L’une des principales difficultés réside dans la multiplication des sources et l’enrichissement des données : capteurs véhiculaires, interactions clients, pluralité de métiers, partenaires tiers— qui génèrent des informations lacunaires ou incohérentes. Par exemple, des données sur l’état des batteries des véhicules électriques peuvent varier selon les conditions climatiques ou les modalités de collecte, ce qui complique leur analyse prédictive par des algorithmes d’IA.
De manière similaire, les données issues de partenaires tiers, tels que les fournisseurs de pièces pour les chaînes d’assemblage, peuvent souffrir d’un manque de standardisation. Des variations dans les formats ou dans la fréquence des mises à jour des informations sur les stocks de composants critiques rendent alors difficiles leur intégration dans les modèles prédictifs de gestion des approvisionnements, et limitent la capacité des constructeurs à anticiper et répondre aux ruptures de chaîne d’approvisionnement. Sans données standardisées et fiables, les algorithmes produisent des prédictions erronées, compromettant ainsi la prise de décision.

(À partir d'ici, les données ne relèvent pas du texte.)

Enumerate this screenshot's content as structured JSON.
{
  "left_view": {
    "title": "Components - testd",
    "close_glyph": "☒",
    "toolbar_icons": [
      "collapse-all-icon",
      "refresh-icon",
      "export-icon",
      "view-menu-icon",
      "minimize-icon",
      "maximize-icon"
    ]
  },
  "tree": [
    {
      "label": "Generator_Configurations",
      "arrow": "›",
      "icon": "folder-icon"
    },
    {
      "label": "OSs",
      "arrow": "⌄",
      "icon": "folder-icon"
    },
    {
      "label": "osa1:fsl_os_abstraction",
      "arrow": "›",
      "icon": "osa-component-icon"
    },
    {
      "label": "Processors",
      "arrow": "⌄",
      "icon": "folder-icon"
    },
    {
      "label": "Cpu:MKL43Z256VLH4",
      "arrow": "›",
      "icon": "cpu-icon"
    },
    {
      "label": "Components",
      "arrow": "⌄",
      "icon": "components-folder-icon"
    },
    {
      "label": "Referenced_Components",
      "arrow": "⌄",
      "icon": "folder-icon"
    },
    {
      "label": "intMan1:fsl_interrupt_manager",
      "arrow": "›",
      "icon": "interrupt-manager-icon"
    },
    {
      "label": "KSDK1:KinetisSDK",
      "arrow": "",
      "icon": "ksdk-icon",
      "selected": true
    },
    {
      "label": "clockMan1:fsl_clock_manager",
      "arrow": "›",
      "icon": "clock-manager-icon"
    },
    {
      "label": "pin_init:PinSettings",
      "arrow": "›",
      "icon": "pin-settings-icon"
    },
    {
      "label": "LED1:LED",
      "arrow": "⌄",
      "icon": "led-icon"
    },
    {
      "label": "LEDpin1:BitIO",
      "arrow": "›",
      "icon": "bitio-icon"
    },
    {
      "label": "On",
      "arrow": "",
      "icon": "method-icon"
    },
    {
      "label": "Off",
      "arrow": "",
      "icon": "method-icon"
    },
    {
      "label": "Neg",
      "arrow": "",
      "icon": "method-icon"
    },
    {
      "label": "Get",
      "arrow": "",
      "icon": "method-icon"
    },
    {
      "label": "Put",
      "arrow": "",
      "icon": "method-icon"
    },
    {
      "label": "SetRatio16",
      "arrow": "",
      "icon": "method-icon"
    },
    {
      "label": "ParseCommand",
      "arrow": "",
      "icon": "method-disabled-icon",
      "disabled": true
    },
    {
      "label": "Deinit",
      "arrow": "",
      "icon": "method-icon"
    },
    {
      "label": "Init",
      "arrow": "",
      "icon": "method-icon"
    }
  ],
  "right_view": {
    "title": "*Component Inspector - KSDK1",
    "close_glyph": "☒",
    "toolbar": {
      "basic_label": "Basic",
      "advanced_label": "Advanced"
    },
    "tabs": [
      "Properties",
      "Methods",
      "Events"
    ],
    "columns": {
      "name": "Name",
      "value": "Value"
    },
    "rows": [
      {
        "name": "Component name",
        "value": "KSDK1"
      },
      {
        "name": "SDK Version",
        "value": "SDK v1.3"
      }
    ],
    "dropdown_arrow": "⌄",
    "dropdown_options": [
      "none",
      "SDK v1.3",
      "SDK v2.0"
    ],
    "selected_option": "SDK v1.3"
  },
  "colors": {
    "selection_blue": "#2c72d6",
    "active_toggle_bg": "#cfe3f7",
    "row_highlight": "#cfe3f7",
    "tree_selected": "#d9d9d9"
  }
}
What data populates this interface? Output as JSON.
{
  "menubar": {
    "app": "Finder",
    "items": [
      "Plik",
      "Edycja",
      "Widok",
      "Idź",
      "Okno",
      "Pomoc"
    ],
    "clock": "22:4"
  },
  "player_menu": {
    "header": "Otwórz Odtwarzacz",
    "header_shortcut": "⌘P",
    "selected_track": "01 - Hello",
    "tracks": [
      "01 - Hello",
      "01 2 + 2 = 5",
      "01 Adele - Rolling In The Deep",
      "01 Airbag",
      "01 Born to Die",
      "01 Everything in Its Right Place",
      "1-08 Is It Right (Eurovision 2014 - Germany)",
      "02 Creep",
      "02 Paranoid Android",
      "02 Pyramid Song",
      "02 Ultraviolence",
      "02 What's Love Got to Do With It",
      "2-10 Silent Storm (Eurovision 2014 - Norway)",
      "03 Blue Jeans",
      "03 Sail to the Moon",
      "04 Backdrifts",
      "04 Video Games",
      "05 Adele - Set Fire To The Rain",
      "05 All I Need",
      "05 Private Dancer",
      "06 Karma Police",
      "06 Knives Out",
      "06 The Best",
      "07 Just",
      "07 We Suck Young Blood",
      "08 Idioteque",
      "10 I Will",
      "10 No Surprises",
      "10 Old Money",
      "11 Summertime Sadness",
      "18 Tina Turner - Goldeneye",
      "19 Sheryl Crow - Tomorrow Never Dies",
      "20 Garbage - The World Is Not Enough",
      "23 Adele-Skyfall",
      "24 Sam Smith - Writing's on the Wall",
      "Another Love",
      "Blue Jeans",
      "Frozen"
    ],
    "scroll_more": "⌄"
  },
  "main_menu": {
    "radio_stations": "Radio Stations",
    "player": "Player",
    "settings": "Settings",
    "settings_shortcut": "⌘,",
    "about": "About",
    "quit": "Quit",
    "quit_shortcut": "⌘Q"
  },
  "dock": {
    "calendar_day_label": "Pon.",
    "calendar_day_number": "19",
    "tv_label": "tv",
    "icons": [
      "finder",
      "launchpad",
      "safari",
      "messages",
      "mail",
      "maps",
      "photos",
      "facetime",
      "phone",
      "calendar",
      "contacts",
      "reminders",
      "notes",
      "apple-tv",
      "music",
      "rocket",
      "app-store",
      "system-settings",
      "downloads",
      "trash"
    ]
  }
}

De plus, l’interopérabilité des données entre différents métiers chez les constructeurs automobiles, ou maintenant leurs agents intelligents, reste un enjeu majeur. Prenons l’exemple d’une donnée technique émise par le département de conception-ingénierie : si sa définition sémantique n’est pas harmonisée, elle pourrait être difficilement exploitable par l’équipe supply chain. Ce manque de coordination freine les gains potentiels d’efficacité qu’offre l’IA, qu’il s’agisse d’optimiser des flux logistiques ou de réduire les délais de production.
Pour surmonter ces obstacles, il est essentiel de décloisonner et de fiabiliser les données. Les plateformes unifiées et interopérables permettent d’agréger les données provenant de différentes sources, tout en réduisant les doublons et en instaurant des standards robustes pour garantir leur qualité. Certains constructeurs, comme Stellantis, illustrent bien des morceaux de cette approche : en centralisant les données de ses multiples marques sur une plateforme unique, le constructeur a augmenté la précision de ses prévisions opérationnelles et réduit les incohérences.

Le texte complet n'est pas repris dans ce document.